The startup focuses on credit delivery for small and medium-sized enterprises (SMEs), and needs to optimize its technology to accommodate its fast-paced growth.

The company’s co-founder and chief operations officer, Chioma Okotcha, said they are looking to hire more engineers and data scientists.

“We capture our data from the loans we issue, and more talent in the team would allow us to optimize our technology to serve our customers better,” she said.

The round was led by an array of angel investors, including Ham Serunjogi and Maijid Moujaled, the co-founders of the African cross-border payments company Chipper Cash; Olugbenga Agboola of the San-Francisco based payments firm Flutterwave; Bolaji Balogun, the CEO of investment banking firm Chapel Hill Denham; and Hakeem Belo-Osagie, the founder of Metis Capital Partners.

Payhippo has become a force in the Nigerian loan space in such a short time by being fast at it, eliminating the bottlenecks that have characterized banks’ loan process.
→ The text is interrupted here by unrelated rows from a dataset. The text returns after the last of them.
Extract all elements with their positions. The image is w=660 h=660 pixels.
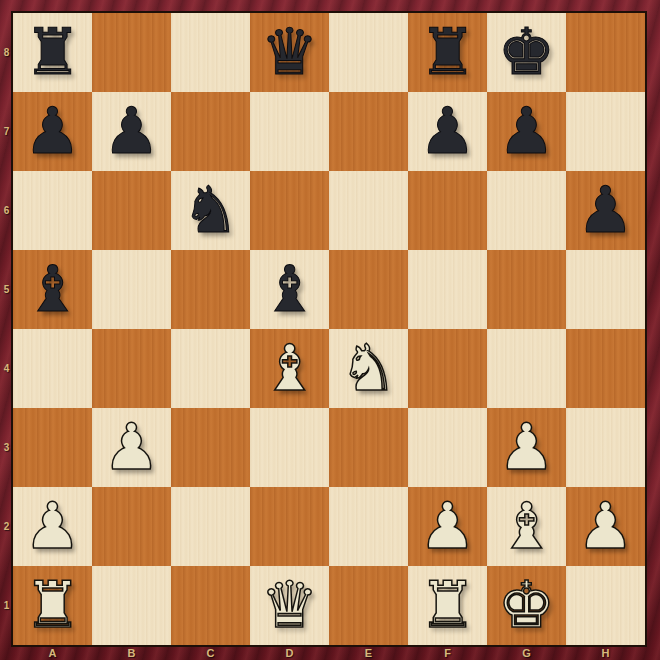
square-a3[interactable] xyxy=(13,408,92,487)
file-label-c: C xyxy=(171,645,250,660)
square-h1[interactable] xyxy=(566,566,645,645)
square-e8[interactable] xyxy=(329,13,408,92)
black-pawn-a7[interactable]: ♟ xyxy=(13,92,92,171)
file-label-b: B xyxy=(92,645,171,660)
square-h5[interactable] xyxy=(566,250,645,329)
square-c5[interactable] xyxy=(171,250,250,329)
square-f3[interactable] xyxy=(408,408,487,487)
square-h7[interactable] xyxy=(566,92,645,171)
square-d8[interactable]: ♛ xyxy=(250,13,329,92)
square-c2[interactable] xyxy=(171,487,250,566)
square-a7[interactable]: ♟ xyxy=(13,92,92,171)
file-label-h: H xyxy=(566,645,645,660)
square-d4[interactable]: ♝ xyxy=(250,329,329,408)
square-d3[interactable] xyxy=(250,408,329,487)
square-f4[interactable] xyxy=(408,329,487,408)
white-pawn-h2[interactable]: ♟ xyxy=(566,487,645,566)
rank-label-2: 2 xyxy=(0,487,13,566)
square-g2[interactable]: ♝ xyxy=(487,487,566,566)
black-rook-f8[interactable]: ♜ xyxy=(408,13,487,92)
black-pawn-f7[interactable]: ♟ xyxy=(408,92,487,171)
rank-label-7: 7 xyxy=(0,92,13,171)
rank-label-6: 6 xyxy=(0,171,13,250)
square-h8[interactable] xyxy=(566,13,645,92)
square-g3[interactable]: ♟ xyxy=(487,408,566,487)
white-pawn-b3[interactable]: ♟ xyxy=(92,408,171,487)
square-f6[interactable] xyxy=(408,171,487,250)
square-b5[interactable] xyxy=(92,250,171,329)
white-pawn-f2[interactable]: ♟ xyxy=(408,487,487,566)
black-knight-c6[interactable]: ♞ xyxy=(171,171,250,250)
square-f1[interactable]: ♜ xyxy=(408,566,487,645)
square-g6[interactable] xyxy=(487,171,566,250)
square-a2[interactable]: ♟ xyxy=(13,487,92,566)
square-a4[interactable] xyxy=(13,329,92,408)
square-d6[interactable] xyxy=(250,171,329,250)
black-bishop-a5[interactable]: ♝ xyxy=(13,250,92,329)
square-c7[interactable] xyxy=(171,92,250,171)
square-e1[interactable] xyxy=(329,566,408,645)
white-knight-e4[interactable]: ♞ xyxy=(329,329,408,408)
square-g4[interactable] xyxy=(487,329,566,408)
square-g8[interactable]: ♚ xyxy=(487,13,566,92)
square-e5[interactable] xyxy=(329,250,408,329)
black-bishop-d5[interactable]: ♝ xyxy=(250,250,329,329)
square-c1[interactable] xyxy=(171,566,250,645)
white-pawn-a2[interactable]: ♟ xyxy=(13,487,92,566)
rank-label-4: 4 xyxy=(0,329,13,408)
rank-labels: 87654321 xyxy=(0,13,13,645)
square-b8[interactable] xyxy=(92,13,171,92)
square-e3[interactable] xyxy=(329,408,408,487)
white-bishop-d4[interactable]: ♝ xyxy=(250,329,329,408)
square-g5[interactable] xyxy=(487,250,566,329)
square-f8[interactable]: ♜ xyxy=(408,13,487,92)
black-pawn-g7[interactable]: ♟ xyxy=(487,92,566,171)
square-b2[interactable] xyxy=(92,487,171,566)
square-c8[interactable] xyxy=(171,13,250,92)
square-h3[interactable] xyxy=(566,408,645,487)
square-d7[interactable] xyxy=(250,92,329,171)
square-b4[interactable] xyxy=(92,329,171,408)
square-c3[interactable] xyxy=(171,408,250,487)
square-d2[interactable] xyxy=(250,487,329,566)
white-pawn-g3[interactable]: ♟ xyxy=(487,408,566,487)
square-d5[interactable]: ♝ xyxy=(250,250,329,329)
square-e6[interactable] xyxy=(329,171,408,250)
square-h2[interactable]: ♟ xyxy=(566,487,645,566)
rank-label-1: 1 xyxy=(0,566,13,645)
white-bishop-g2[interactable]: ♝ xyxy=(487,487,566,566)
square-a5[interactable]: ♝ xyxy=(13,250,92,329)
square-b1[interactable] xyxy=(92,566,171,645)
chess-board: ♜♛♜♚♟♟♟♟♞♟♝♝♝♞♟♟♟♟♝♟♜♛♜♚ xyxy=(13,13,645,645)
square-g7[interactable]: ♟ xyxy=(487,92,566,171)
square-h6[interactable]: ♟ xyxy=(566,171,645,250)
square-e2[interactable] xyxy=(329,487,408,566)
square-e7[interactable] xyxy=(329,92,408,171)
file-labels: ABCDEFGH xyxy=(13,645,645,660)
file-label-g: G xyxy=(487,645,566,660)
white-king-g1[interactable]: ♚ xyxy=(487,566,566,645)
square-c4[interactable] xyxy=(171,329,250,408)
file-label-d: D xyxy=(250,645,329,660)
white-queen-d1[interactable]: ♛ xyxy=(250,566,329,645)
square-b7[interactable]: ♟ xyxy=(92,92,171,171)
file-label-a: A xyxy=(13,645,92,660)
square-a8[interactable]: ♜ xyxy=(13,13,92,92)
rank-label-8: 8 xyxy=(0,13,13,92)
square-f5[interactable] xyxy=(408,250,487,329)
chess-board-frame: 87654321 ♜♛♜♚♟♟♟♟♞♟♝♝♝♞♟♟♟♟♝♟♜♛♜♚ ABCDEF… xyxy=(0,0,660,660)
file-label-f: F xyxy=(408,645,487,660)
square-c6[interactable]: ♞ xyxy=(171,171,250,250)
square-g1[interactable]: ♚ xyxy=(487,566,566,645)
black-king-g8[interactable]: ♚ xyxy=(487,13,566,92)
square-f2[interactable]: ♟ xyxy=(408,487,487,566)
black-pawn-b7[interactable]: ♟ xyxy=(92,92,171,171)
square-b6[interactable] xyxy=(92,171,171,250)
square-d1[interactable]: ♛ xyxy=(250,566,329,645)
square-b3[interactable]: ♟ xyxy=(92,408,171,487)
white-rook-f1[interactable]: ♜ xyxy=(408,566,487,645)
white-rook-a1[interactable]: ♜ xyxy=(13,566,92,645)
black-pawn-h6[interactable]: ♟ xyxy=(566,171,645,250)
black-rook-a8[interactable]: ♜ xyxy=(13,13,92,92)
square-a1[interactable]: ♜ xyxy=(13,566,92,645)
black-queen-d8[interactable]: ♛ xyxy=(250,13,329,92)
file-label-e: E xyxy=(329,645,408,660)
square-e4[interactable]: ♞ xyxy=(329,329,408,408)
rank-label-3: 3 xyxy=(0,408,13,487)
square-a6[interactable] xyxy=(13,171,92,250)
square-h4[interactable] xyxy=(566,329,645,408)
rank-label-5: 5 xyxy=(0,250,13,329)
square-f7[interactable]: ♟ xyxy=(408,92,487,171)
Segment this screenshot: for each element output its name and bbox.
“We really focus on keeping this under three hours, and making sure that businesses can get the money they need when they need it. Ours is also a product that works for the SMEs in terms of a flexible repayment structure,” Okotcha said.

This is the largest amount Payhippo has raised to date after receiving $1 million in pre-seed funding earlier this year, according to TechCrunch.
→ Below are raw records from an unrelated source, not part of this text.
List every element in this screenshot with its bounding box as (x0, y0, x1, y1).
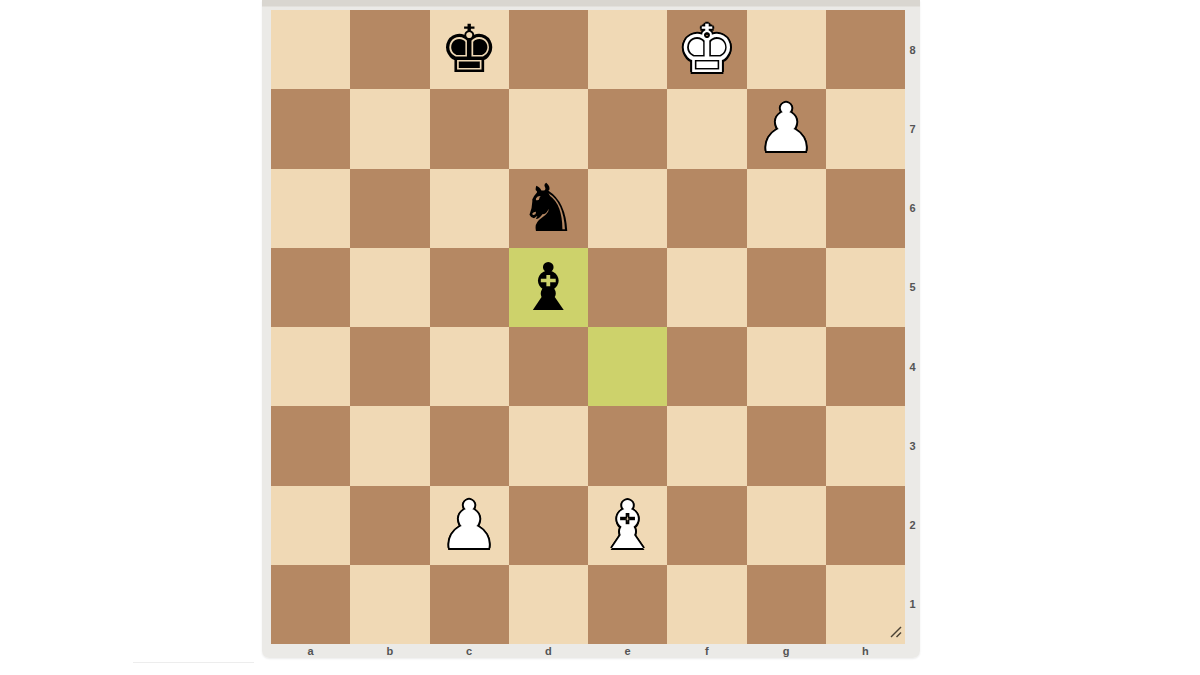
rank-label-5: 5 (905, 248, 920, 327)
square-a7[interactable] (271, 89, 350, 168)
square-b8[interactable] (350, 10, 429, 89)
square-e3[interactable] (588, 406, 667, 485)
rank-label-8: 8 (905, 10, 920, 89)
square-h6[interactable] (826, 169, 905, 248)
square-c2[interactable]: ♟ (430, 486, 509, 565)
file-label-a: a (271, 644, 350, 658)
square-c8[interactable]: ♚ (430, 10, 509, 89)
square-c6[interactable] (430, 169, 509, 248)
square-c5[interactable] (430, 248, 509, 327)
square-a1[interactable] (271, 565, 350, 644)
resize-handle-icon[interactable] (888, 624, 903, 639)
page: ♚♚♟♞♝♟♝ 87654321 abcdefgh (0, 0, 1200, 675)
square-g7[interactable]: ♟ (747, 89, 826, 168)
square-g8[interactable] (747, 10, 826, 89)
white-bishop-piece[interactable]: ♝ (598, 486, 657, 565)
square-e4[interactable] (588, 327, 667, 406)
file-label-f: f (667, 644, 746, 658)
square-b7[interactable] (350, 89, 429, 168)
square-g4[interactable] (747, 327, 826, 406)
square-g2[interactable] (747, 486, 826, 565)
file-label-c: c (430, 644, 509, 658)
square-f8[interactable]: ♚ (667, 10, 746, 89)
square-d3[interactable] (509, 406, 588, 485)
square-a6[interactable] (271, 169, 350, 248)
square-d8[interactable] (509, 10, 588, 89)
square-d1[interactable] (509, 565, 588, 644)
square-e7[interactable] (588, 89, 667, 168)
bottom-divider (133, 662, 254, 663)
square-a2[interactable] (271, 486, 350, 565)
square-d5[interactable]: ♝ (509, 248, 588, 327)
square-a4[interactable] (271, 327, 350, 406)
square-c7[interactable] (430, 89, 509, 168)
white-king-piece[interactable]: ♚ (677, 10, 736, 89)
square-h2[interactable] (826, 486, 905, 565)
square-g5[interactable] (747, 248, 826, 327)
square-e1[interactable] (588, 565, 667, 644)
square-a5[interactable] (271, 248, 350, 327)
square-b3[interactable] (350, 406, 429, 485)
black-knight-piece[interactable]: ♞ (519, 169, 578, 248)
white-pawn-piece[interactable]: ♟ (757, 89, 816, 168)
black-king-piece[interactable]: ♚ (440, 10, 499, 89)
rank-label-7: 7 (905, 89, 920, 168)
square-b1[interactable] (350, 565, 429, 644)
square-d4[interactable] (509, 327, 588, 406)
square-f6[interactable] (667, 169, 746, 248)
square-h4[interactable] (826, 327, 905, 406)
square-b4[interactable] (350, 327, 429, 406)
file-label-e: e (588, 644, 667, 658)
square-h8[interactable] (826, 10, 905, 89)
white-pawn-piece[interactable]: ♟ (440, 486, 499, 565)
square-f7[interactable] (667, 89, 746, 168)
file-label-b: b (350, 644, 429, 658)
rank-labels: 87654321 (905, 10, 920, 644)
square-f5[interactable] (667, 248, 746, 327)
rank-label-6: 6 (905, 169, 920, 248)
rank-label-4: 4 (905, 327, 920, 406)
square-b5[interactable] (350, 248, 429, 327)
square-d2[interactable] (509, 486, 588, 565)
square-h7[interactable] (826, 89, 905, 168)
square-e8[interactable] (588, 10, 667, 89)
square-a8[interactable] (271, 10, 350, 89)
square-g1[interactable] (747, 565, 826, 644)
square-d6[interactable]: ♞ (509, 169, 588, 248)
rank-label-3: 3 (905, 406, 920, 485)
chess-board[interactable]: ♚♚♟♞♝♟♝ (271, 10, 905, 644)
square-e2[interactable]: ♝ (588, 486, 667, 565)
square-d7[interactable] (509, 89, 588, 168)
square-b2[interactable] (350, 486, 429, 565)
rank-label-1: 1 (905, 565, 920, 644)
file-label-h: h (826, 644, 905, 658)
square-a3[interactable] (271, 406, 350, 485)
square-c3[interactable] (430, 406, 509, 485)
square-c4[interactable] (430, 327, 509, 406)
file-labels: abcdefgh (271, 644, 905, 658)
square-f4[interactable] (667, 327, 746, 406)
file-label-d: d (509, 644, 588, 658)
black-bishop-piece[interactable]: ♝ (519, 248, 578, 327)
square-h5[interactable] (826, 248, 905, 327)
rank-label-2: 2 (905, 486, 920, 565)
square-f3[interactable] (667, 406, 746, 485)
square-f1[interactable] (667, 565, 746, 644)
square-f2[interactable] (667, 486, 746, 565)
square-e5[interactable] (588, 248, 667, 327)
square-g3[interactable] (747, 406, 826, 485)
file-label-g: g (747, 644, 826, 658)
square-h3[interactable] (826, 406, 905, 485)
square-g6[interactable] (747, 169, 826, 248)
square-e6[interactable] (588, 169, 667, 248)
square-b6[interactable] (350, 169, 429, 248)
square-c1[interactable] (430, 565, 509, 644)
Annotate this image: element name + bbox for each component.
The startup has focused on SMEs due to the size of its market. SMEs account for 96% of businesses and 84% of employment in Nigeria, and it’s seen as the backbone of the economy. However, it has come with a huge credit vacuum that has stalled the growth potential of the micro businesses.

Founded in 2019 by Okotcha, Zach Bijesse, now the chief executive officer, and Uche Nnadi, the chief technical officer, Payhippo was part of the 2021 Y Combinator summer cohort, and has shown its capability in filling the credit vacuum for SMEs.

“We had seen that traditional banks and lenders wouldn’t loan small businesses mainly because there were no credit scores, or the collateral requirements were too high. We decided to come into the market and create an instant financing option, where we create a credit score that allows small businesses to get the liquidity they need to buy inventory for business continuity,” Okotcha told TechCrunch.

“We use data from historical records that borrowers have built with us, but we also check their banking history to see the actual performance of their businesses,” said Okotcha.

But Payhippo is not the only digital lender in Nigeria offering short-term loans to SMEs. The startup is competing with others, including Carbon and FairMoney. Per TechCrunch, FairMoney disbursed a total loan volume of $93 million last year, representing a 128 percentage point increase from 2019, while Carbon said it had hit 659,000 customers last year and had disbursed $63 million in loans, an increase of 9.1 percentage points from the 2019 financial year.

Putting up a challenge to these rivals, Payhippo says it made $64,000 in revenue from around 5,000 it has so far disbursed. The startup says the repayment rate is 97% and that the total transaction is valued at $1 million. It added that the demand for credit is high, fueling its current 25% month-on-month growth.

Payhippo applies its own credit scoring formula that uses different SME data to determine the value of loans to give out. The loans are disbursed through mobile phones. The average loan disbursed by Payhippo is about $1,300, with the minimum loan being about $200.

The company says it is counting on its swift turnover in loan applications to grow its customer base within Nigeria before expanding to other countries.

Okotcha said going forward, Payhippo will ride on the untapped credit needs of the nearly 40 million SMEs in Nigeria to grow its business.

“We know that just 1% of the Nigerian market is about 40,000 businesses, and we want to be in a position where we disburse 40,000 loans in a day,” she said.